一九七零年九月九日晚上,肥權和四眼源在天庭處吃飯。三人希望這頓飯是他們在新墟公 社的最後晚餐。老吴和仙姐只當作朋友來聊天和打吊四,看不出天庭他們有甚麽要南下行 動那種意向。這次天庭决定連同屋農友也瞒著。明天不見人,隊長和村民一定會問 那馬仔又跑到哪去了?知内情而慌說不知道很難,而不知情說不知道便很容易。要别人替你保密,最好自己首先要做到對誰都不要說。
仙姐把帶來的那瓶[竹葉青]拿出來讓大夥喝一杯,說甚麽:「有餚没酒不過瘾。」
「多謝仙姐,亁杯。」天庭三位異口同聲地說。
「亁杯,早日脱苦海。」仙姐笑答道。
美好的希望,更借美酒預祝。天庭三人正感覺特别順暢的時候,隊長羅添喜和小隊會計羅 貫財突然出現,更是不請自入。還没跟他們打招呼,隊長已經開口:「怎麽欠口的新社員 又來這裡吃飯了?」
「隊長,農忙過了,我們帶點東西來打吊四,大家高興。你們也來喝一杯吧,是仙姐從廣 州帶來的上好竹葉青酒。」肥權笑答道。
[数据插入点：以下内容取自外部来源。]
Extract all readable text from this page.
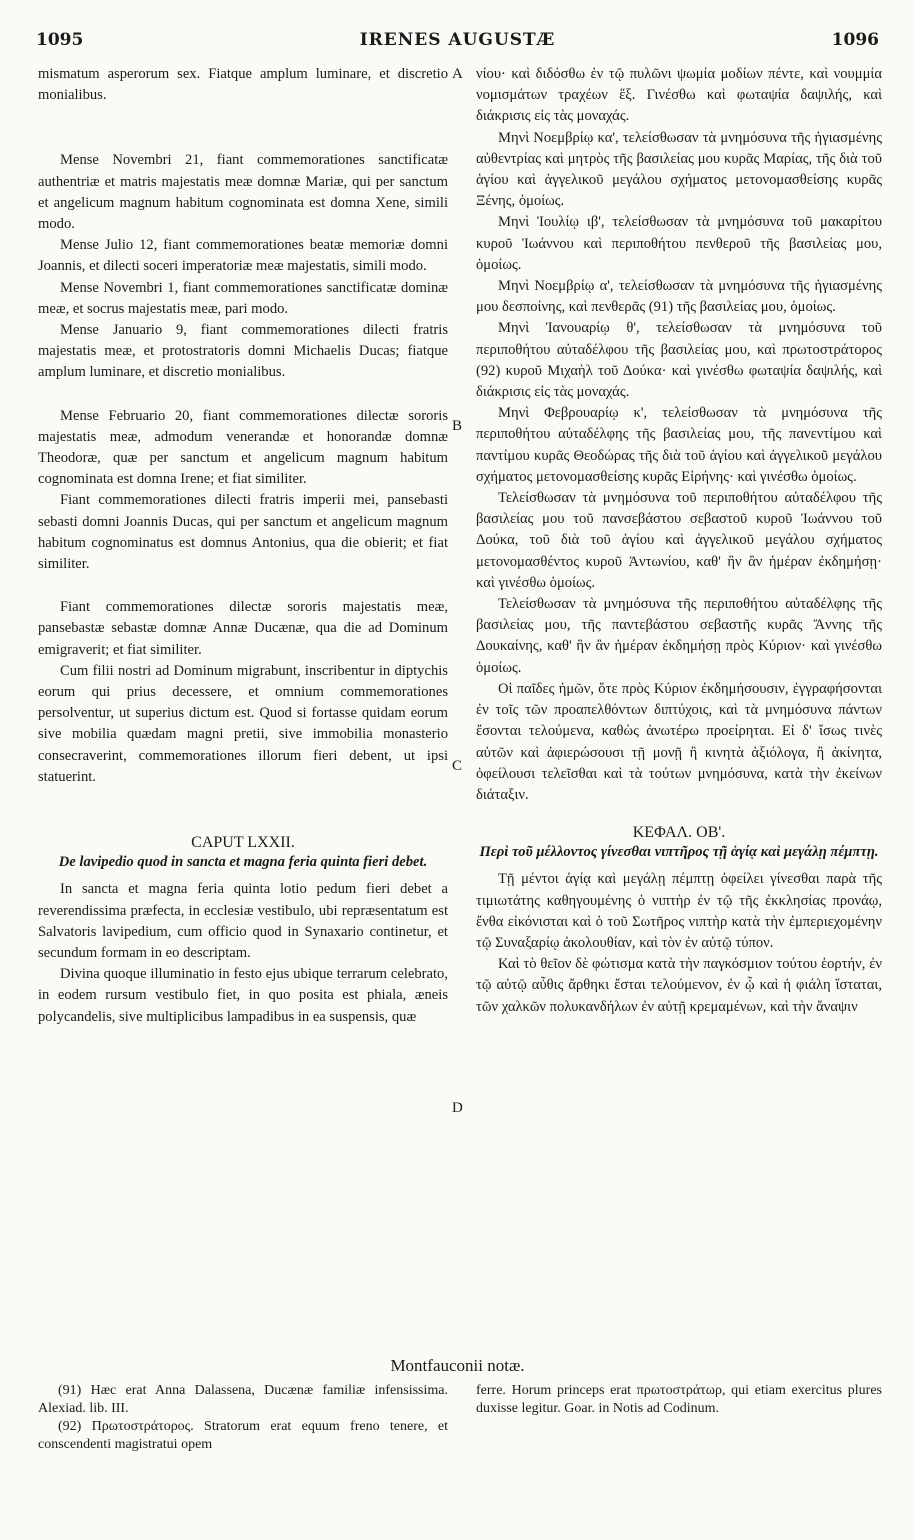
1095	IRENES AUGUSTÆ	1096
A
B
C
D

mismatum asperorum sex. Fiatque amplum luminare, et discretio monialibus.

Mense Novembri 21, fiant commemorationes sanctificatæ authentriæ et matris majestatis meæ domnæ Mariæ, qui per sanctum et angelicum magnum habitum cognominata est domna Xene, simili modo.

Mense Julio 12, fiant commemorationes beatæ memoriæ domni Joannis, et dilecti soceri imperatoriæ meæ majestatis, simili modo.

Mense Novembri 1, fiant commemorationes sanctificatæ dominæ meæ, et socrus majestatis meæ, pari modo.

Mense Januario 9, fiant commemorationes dilecti fratris majestatis meæ, et protostratoris domni Michaelis Ducas; fiatque amplum luminare, et discretio monialibus.

Mense Februario 20, fiant commemorationes dilectæ sororis majestatis meæ, admodum venerandæ et honorandæ domnæ Theodoræ, quæ per sanctum et angelicum magnum habitum cognominata est domna Irene; et fiat similiter.

Fiant commemorationes dilecti fratris imperii mei, pansebasti sebasti domni Joannis Ducas, qui per sanctum et angelicum magnum habitum cognominatus est domnus Antonius, qua die obierit; et fiat similiter.

Fiant commemorationes dilectæ sororis majestatis meæ, pansebastæ sebastæ domnæ Annæ Ducænæ, qua die ad Dominum emigraverit; et fiat similiter.

Cum filii nostri ad Dominum migrabunt, inscribentur in diptychis eorum qui prius decessere, et omnium commemorationes persolventur, ut superius dictum est. Quod si fortasse quidam eorum sive mobilia quædam magni pretii, sive immobilia monasterio consecraverint, commemorationes illorum fieri debent, ut ipsi statuerint.

CAPUT LXXII.

De lavipedio quod in sancta et magna feria quinta fieri debet.

In sancta et magna feria quinta lotio pedum fieri debet a reverendissima præfecta, in ecclesiæ vestibulo, ubi repræsentatum est Salvatoris lavipedium, cum officio quod in Synaxario continetur, et secundum formam in eo descriptam.

Divina quoque illuminatio in festo ejus ubique terrarum celebrato, in eodem rursum vestibulo fiet, in quo posita est phiala, æneis polycandelis, sive multiplicibus lampadibus in ea suspensis, quæ

νίου· καὶ διδόσθω ἐν τῷ πυλῶνι ψωμία μοδίων πέντε, καὶ νουμμία νομισμάτων τραχέων ἕξ. Γινέσθω καὶ φωταψία δαψιλής, καὶ διάκρισις εἰς τὰς μοναχάς.

Μηνὶ Νοεμβρίῳ κα', τελείσθωσαν τὰ μνημόσυνα τῆς ἡγιασμένης αὐθεντρίας καὶ μητρὸς τῆς βασιλείας μου κυρᾶς Μαρίας, τῆς διὰ τοῦ ἁγίου καὶ ἀγγελικοῦ μεγάλου σχήματος μετονομασθείσης κυρᾶς Ξένης, ὁμοίως.

Μηνὶ Ἰουλίῳ ιβ', τελείσθωσαν τὰ μνημόσυνα τοῦ μακαρίτου κυροῦ Ἰωάννου καὶ περιποθήτου πενθεροῦ τῆς βασιλείας μου, ὁμοίως.

Μηνὶ Νοεμβρίῳ α', τελείσθωσαν τὰ μνημόσυνα τῆς ἡγιασμένης μου δεσποίνης, καὶ πενθερᾶς (91) τῆς βασιλείας μου, ὁμοίως.

Μηνὶ Ἰανουαρίῳ θ', τελείσθωσαν τὰ μνημόσυνα τοῦ περιποθήτου αὐταδέλφου τῆς βασιλείας μου, καὶ πρωτοστράτορος (92) κυροῦ Μιχαὴλ τοῦ Δούκα· καὶ γινέσθω φωταψία δαψιλής, καὶ διάκρισις εἰς τὰς μοναχάς.

Μηνὶ Φεβρουαρίῳ κ', τελείσθωσαν τὰ μνημόσυνα τῆς περιποθήτου αὐταδέλφης τῆς βασιλείας μου, τῆς πανεντίμου καὶ παντίμου κυρᾶς Θεοδώρας τῆς διὰ τοῦ ἁγίου καὶ ἀγγελικοῦ μεγάλου σχήματος μετονομασθείσης κυρᾶς Εἰρήνης· καὶ γινέσθω ὁμοίως.

Τελείσθωσαν τὰ μνημόσυνα τοῦ περιποθήτου αὐταδέλφου τῆς βασιλείας μου τοῦ πανσεβάστου σεβαστοῦ κυροῦ Ἰωάννου τοῦ Δούκα, τοῦ διὰ τοῦ ἁγίου καὶ ἀγγελικοῦ μεγάλου σχήματος μετονομασθέντος κυροῦ Ἀντωνίου, καθ' ἣν ἂν ἡμέραν ἐκδημήσῃ· καὶ γινέσθω ὁμοίως.

Τελείσθωσαν τὰ μνημόσυνα τῆς περιποθήτου αὐταδέλφης τῆς βασιλείας μου, τῆς παντεβάστου σεβαστῆς κυρᾶς Ἄννης τῆς Δουκαίνης, καθ' ἣν ἂν ἡμέραν ἐκδημήσῃ πρὸς Κύριον· καὶ γινέσθω ὁμοίως.

Οἱ παῖδες ἡμῶν, ὅτε πρὸς Κύριον ἐκδημήσουσιν, ἐγγραφήσονται ἐν τοῖς τῶν προαπελθόντων διπτύχοις, καὶ τὰ μνημόσυνα πάντων ἔσονται τελούμενα, καθὼς ἀνωτέρω προείρηται. Εἰ δ' ἴσως τινὲς αὐτῶν καὶ ἀφιερώσουσι τῇ μονῇ ἢ κινητὰ ἀξιόλογα, ἢ ἀκίνητα, ὀφείλουσι τελεῖσθαι καὶ τὰ τούτων μνημόσυνα, κατὰ τὴν ἐκείνων διάταξιν.

ΚΕΦΑΛ. ΟΒ'.

Περὶ τοῦ μέλλοντος γίνεσθαι νιπτῆρος τῇ ἁγίᾳ καὶ μεγάλῃ πέμπτῃ.

Τῇ μέντοι ἁγίᾳ καὶ μεγάλῃ πέμπτῃ ὀφείλει γίνεσθαι παρὰ τῆς τιμιωτάτης καθηγουμένης ὁ νιπτὴρ ἐν τῷ τῆς ἐκκλησίας προνάῳ, ἔνθα εἰκόνισται καὶ ὁ τοῦ Σωτῆρος νιπτὴρ κατὰ τὴν ἐμπεριεχομένην τῷ Συναξαρίῳ ἀκολουθίαν, καὶ τὸν ἐν αὐτῷ τύπον.

Καὶ τὸ θεῖον δὲ φώτισμα κατὰ τὴν παγκόσμιον τούτου ἑορτήν, ἐν τῷ αὐτῷ αὖθις ἄρθηκι ἔσται τελούμενον, ἐν ᾧ καὶ ἡ φιάλη ἵσταται, τῶν χαλκῶν πολυκανδήλων ἐν αὐτῇ κρεμαμένων, καὶ τὴν ἄναψιν

Montfauconii notæ.

(91) Hæc erat Anna Dalassena, Ducænæ familiæ infensissima. Alexiad. lib. III.

(92) Πρωτοστράτορος. Stratorum erat equum freno tenere, et conscendenti magistratui opem

ferre. Horum princeps erat πρωτοστράτωρ, qui etiam exercitus plures duxisse legitur. Goar. in Notis ad Codinum.
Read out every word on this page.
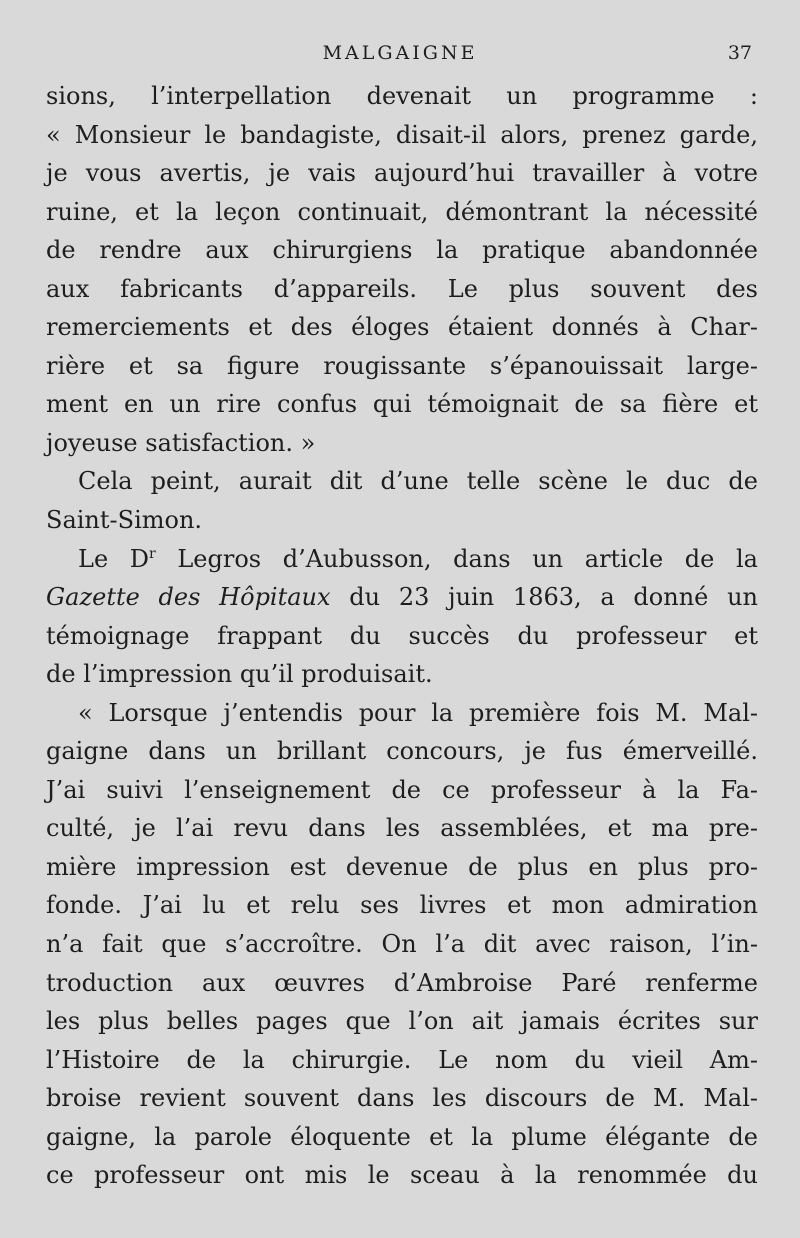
MALGAIGNE	37
sions, l’interpellation devenait un programme :
« Monsieur le bandagiste, disait-il alors, prenez garde,
je vous avertis, je vais aujourd’hui travailler à votre
ruine, et la leçon continuait, démontrant la nécessité
de rendre aux chirurgiens la pratique abandonnée
aux fabricants d’appareils. Le plus souvent des
remerciements et des éloges étaient donnés à Char-
rière et sa figure rougissante s’épanouissait large-
ment en un rire confus qui témoignait de sa fière et
joyeuse satisfaction. »
Cela peint, aurait dit d’une telle scène le duc de
Saint-Simon.
Le $D^r$ Legros d’Aubusson, dans un article de la
Gazette des Hôpitaux du 23 juin 1863, a donné un
témoignage frappant du succès du professeur et
de l’impression qu’il produisait.
« Lorsque j’entendis pour la première fois M. Mal-
gaigne dans un brillant concours, je fus émerveillé.
J’ai suivi l’enseignement de ce professeur à la Fa-
culté, je l’ai revu dans les assemblées, et ma pre-
mière impression est devenue de plus en plus pro-
fonde. J’ai lu et relu ses livres et mon admiration
n’a fait que s’accroître. On l’a dit avec raison, l’in-
troduction aux œuvres d’Ambroise Paré renferme
les plus belles pages que l’on ait jamais écrites sur
l’Histoire de la chirurgie. Le nom du vieil Am-
broise revient souvent dans les discours de M. Mal-
gaigne, la parole éloquente et la plume élégante de
ce professeur ont mis le sceau à la renommée du
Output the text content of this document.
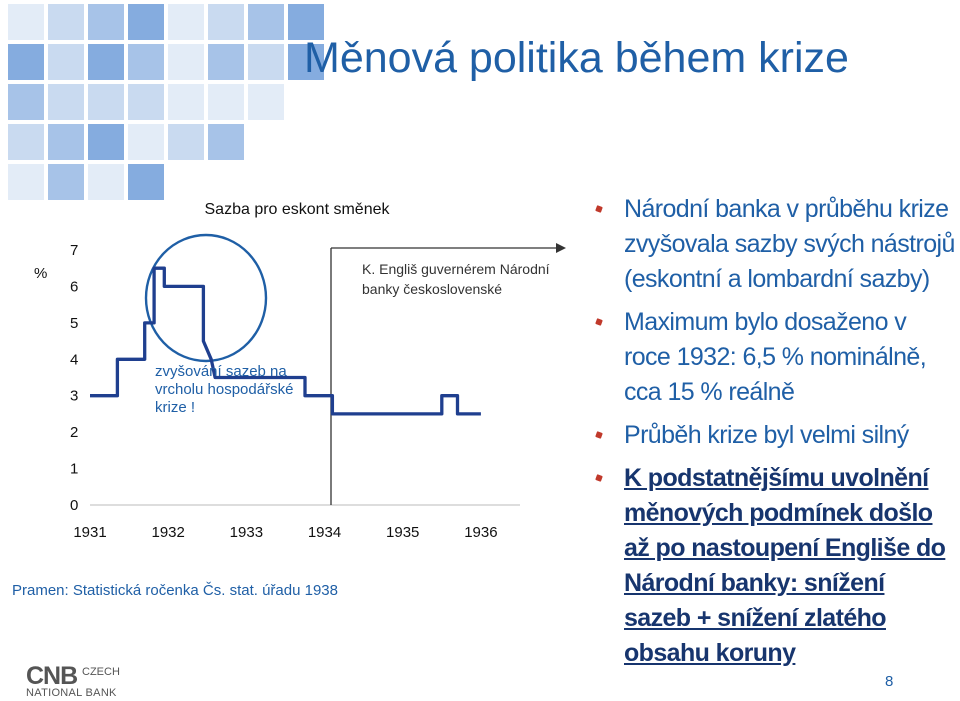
Měnová politika během krize
Sazba pro eskont směnek
%
0
1
2
3
4
5
6
7
1931	1932	1933	1934	1935	1936
zvyšování sazeb na vrcholu hospodářské krize !
K. Engliš guvernérem Národní banky československé
Pramen: Statistická ročenka Čs. stat. úřadu 1938
Národní banka v průběhu krize zvyšovala sazby svých nástrojů (eskontní a lombardní sazby)
Maximum bylo dosaženo v roce 1932: 6,5 % nominálně, cca 15 % reálně
Průběh krize byl velmi silný
K podstatnějšímu uvolnění měnových podmínek došlo až po nastoupení Engliše do Národní banky: snížení sazeb + snížení zlatého obsahu koruny
CNB CZECH
NATIONAL BANK
8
隊長當時給弄得不好意思,把剛才那股戾氣收歛起來說:「不用了,你們喝吧。我來通知 明天去修水庫,要自帶中飯。」
好不容易把隊長两人打發掉。天庭對仙姐,老吴說不想修水庫,要去肥權那邊玩幾天。把 那救生圈在腰間纒扎好,下閣樓,天庭拿著手電筒便與肥權他們朝欠口大隊走去。看到天 庭連書包也不背一個,老吴他們兄妹俩也暫時給瞒過了。待到晚上九時左右,各自背上亁 粮包,手拿開路棒,從肥權的生産隊出發。繞過村户,花了十多分鐘,便上了那 條小山路。與其說是小山路,倒不如說是羊腸小道。小道两邊雜草叢生,最担心有蛇攔道。那根 開路棒可 起驚蛇的作用,但還有一個問題是[打蛇随棒上]。這是廣東蛇王的 經驗,打得不好,反給蛇順棒上來咬了。蛇在暗處,又不能亮手電筒,不好對付。三人 只希望運氣好一點,絶對不要碰上蛇,特别是有毒的蛇。肥權在前,天庭押後,踉踉蹌 蹌地花了两個多小時才到達紅花嶺。真是舊地重遊,感慨萬千。如果継續要强過龍崗平原,時間很可能不 够而且太累,他們三人决定在這兒過一晚。天庭提議在比較阧峭的半 山腰上而有樹叢的地方扎堆,同時也提醒隊友要份外小心,掉到崖下面,誰也救不了誰。天亮了,周圍的環境 比較清楚地顯在面前,他們扎堆的地方應該安全,呆到天黑不成問 題。偷界基本上是晝 睡夜行,選扎堆點是非常重要的。如果覺得不安全,那要想辦法移堆。現在甚麽事都不能幹,只好耐心等夜幕垂空。天庭壓低嗓門,對同行者說些偷界經驗:「從黄昏開始到天亮 是行動的最好時間。月亮出來,有好處也有壞處。容易走路, 也容易給村民看見。要喝水,要到山坑,但容易迷失方向。我喜歡上最高點,把山脈的 東南西北走向弄個一清二楚。我們要去香港,一定要找南北向的山脈。沿山脊走,輕鬆 省時,但山頂多光秃,没躲藏的地方。」
「瘦馬,白天可以憑太陽的昇落來定位置。那晚上又怎樣定位置呢?」四眼源問道。
「四眼源,白天你把方向弄清楚才行動的。晚上如果有月亮,也可以憑月亮的昇落來判斷 方向和時間。如果霧濃天黑,自己又没甚把握,那只好趕快扎堆等天亮。」
「瘦馬,上次你帶我們往回跑,晚上你又怎麽認出紅花嶺的呢?」肥權插話。
「肥權,龍崗一帶我們比較熟悉,把眼睛包扎起來也不會迷路。本來人類的方向感應該跟鴿子没甚两樣。只是人類太聰明,太多發明而失去辨認方向的本能罷了。」天庭答道。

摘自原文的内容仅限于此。